15 March 2008

Tudor Parfitt's Lost Ark

The UK Jewish Chronicle ran a story about "The man who says he has the lost ark."

In the Bible, it could be seen only by the High Priest in the Holy of Holies. Anyone who lay an unauthorised finger upon it would instantly drop dead. It was the inspiration for Steven Spielberg’s Raiders of the Lost Ark, where it vapourised its Nazi captors.

Now a British academic believes he has unravelled the mystery behind one of antiquity’s most sought-after objects — the lost Ark of King Solomon’s Temple.

Tudor Parfitt, professor of Hebrew at London University’s School of Oriental and African Studies, has located an object he believes could be the successor to the original Ark.

Parfitt found a sacred wood drum (called a ngoma) in a dusty storeroom of the Museum of National Sciences in Salisbury, Zimbabwe. Carbon-testing has dated the ngoma to around 1350CE, making it the oldest wooden object found from sub-Saharan Africa.

The oral tradition is that the South African tribe, Lemba, brought it from Israel. They believe they are descendants of Middle Eastern Jews and DNA research has confirmed their origins as well as discovering that the Lemba priestly clan (Buba) carries the Cohanim markers.

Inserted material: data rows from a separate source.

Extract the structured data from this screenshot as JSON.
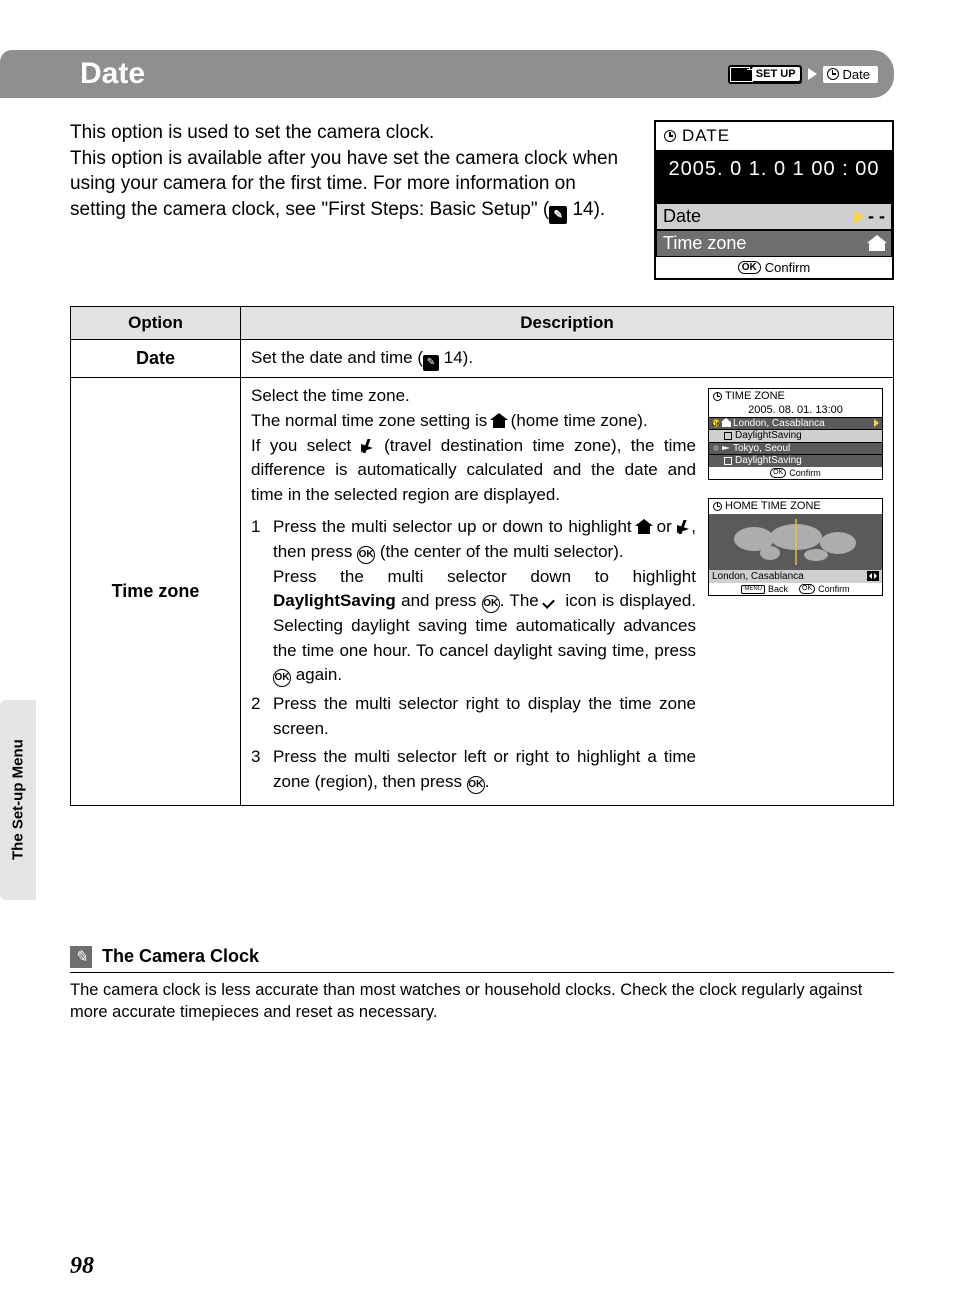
{
  "header": {
    "title": "Date",
    "setup_badge": "SET UP",
    "crumb": "Date"
  },
  "intro": {
    "line1": "This option is used to set the camera clock.",
    "rest": "This option is available after you have set the camera clock when using your camera for the first time. For more information on setting the camera clock, see \"First Steps: Basic Setup\" (",
    "ref": "14",
    "tail": ")."
  },
  "lcd": {
    "title": "DATE",
    "datetime": "2005. 0 1. 0 1  00 : 00",
    "row_date": "Date",
    "row_tz": "Time zone",
    "dash": "- -",
    "confirm": "Confirm"
  },
  "table": {
    "h_option": "Option",
    "h_desc": "Description",
    "rows": [
      {
        "option": "Date",
        "desc_pre": "Set the date and time (",
        "desc_ref": "14",
        "desc_post": ")."
      },
      {
        "option": "Time zone",
        "para1a": "Select the time zone.",
        "para1b_pre": "The normal time zone setting is ",
        "para1b_post": " (home time zone).",
        "para1c_pre": "If you select ",
        "para1c_post": " (travel destination time zone), the time difference is automatically calculated and the date and time in the selected region are displayed.",
        "steps": [
          {
            "n": "1",
            "a": "Press the multi selector up or down to highlight ",
            "b": " or ",
            "c": ", then press ",
            "d": " (the center of the multi selector).",
            "e": "Press the multi selector down to highlight ",
            "bold": "DaylightSaving",
            "f": " and press ",
            "g": ". The ",
            "h": " icon is displayed. Selecting daylight saving time automatically advances the time one hour. To cancel daylight saving time, press ",
            "i": " again."
          },
          {
            "n": "2",
            "t": "Press the multi selector right to display the time zone screen."
          },
          {
            "n": "3",
            "a": "Press the multi selector left or right to highlight a time zone (region), then press ",
            "b": "."
          }
        ],
        "screen_tz": {
          "title": "TIME ZONE",
          "date": "2005. 08. 01.  13:00",
          "home": "London, Casablanca",
          "ds": "DaylightSaving",
          "dest": "Tokyo, Seoul",
          "ds2": "DaylightSaving",
          "confirm": "Confirm"
        },
        "screen_home": {
          "title": "HOME TIME ZONE",
          "loc": "London, Casablanca",
          "back": "Back",
          "confirm": "Confirm"
        }
      }
    ]
  },
  "side_tab": "The Set-up Menu",
  "note": {
    "title": "The Camera Clock",
    "body": "The camera clock is less accurate than most watches or household clocks. Check the clock regularly against more accurate timepieces and reset as necessary."
  },
  "page_number": "98"
}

According to some apocryphal Jewish traditions, the Ark was whisked away from Jerusalem by priests to a secret location before the Babylonians destroyed the First Temple in 587 BCE. Accepting that his hypothesis “cannot be absolutely robust”, he said that “parts of it are quite solid. If you accept the Ark may have gone into Arabia, if you accept that the regular Islamic Arabian references to it may have some historical basis, and if you connect those with the Lemba oral tradition, there is a storyline, a kind of history, scratched from very little.”

Parfitt’s new book - "The Lost Ark of the Covenant" - is an adventure story. His visits take him around the world to such places as Papua New Guinea, to meet the Gogodala, a python-eating tribe of ex-cannibals who also claim to be Jewish.

The drum, says Parfitt, is “embedded in an oral tradition which has repeatedly been proven to be pretty accurate against all the odds. The Lemba said they were from the Middle East and no one believed them, but the genetics proved that they were. They said they were Jewish, and again, the genetics demonstrated they most probably were.

“They also claim to have come in a boat as a group of seven, and again that was proven by genetics to be absolutely spot on. These are all very good confirmations of the general accuracy of their oral tradition.”

The article details more of the story: the ngoma self-destructed, burst into flames and from the remnants of the destroyed ark, they build another. It was carried on poles, never touched the ground, priests protected it, fire and noise were linked to it, it was carried into battle and was of a similar size and shape as described in Deuteronomy.

Parfitt believes that the biblical Ark was not quite what it appears. It was a drum-like object which doubled as a primitive cannon, releasing a kind of early, perhaps saltpetre-based explosive. “The Ark did blast things,” he said. “It was a kind of weapon, it is obvious from the text.”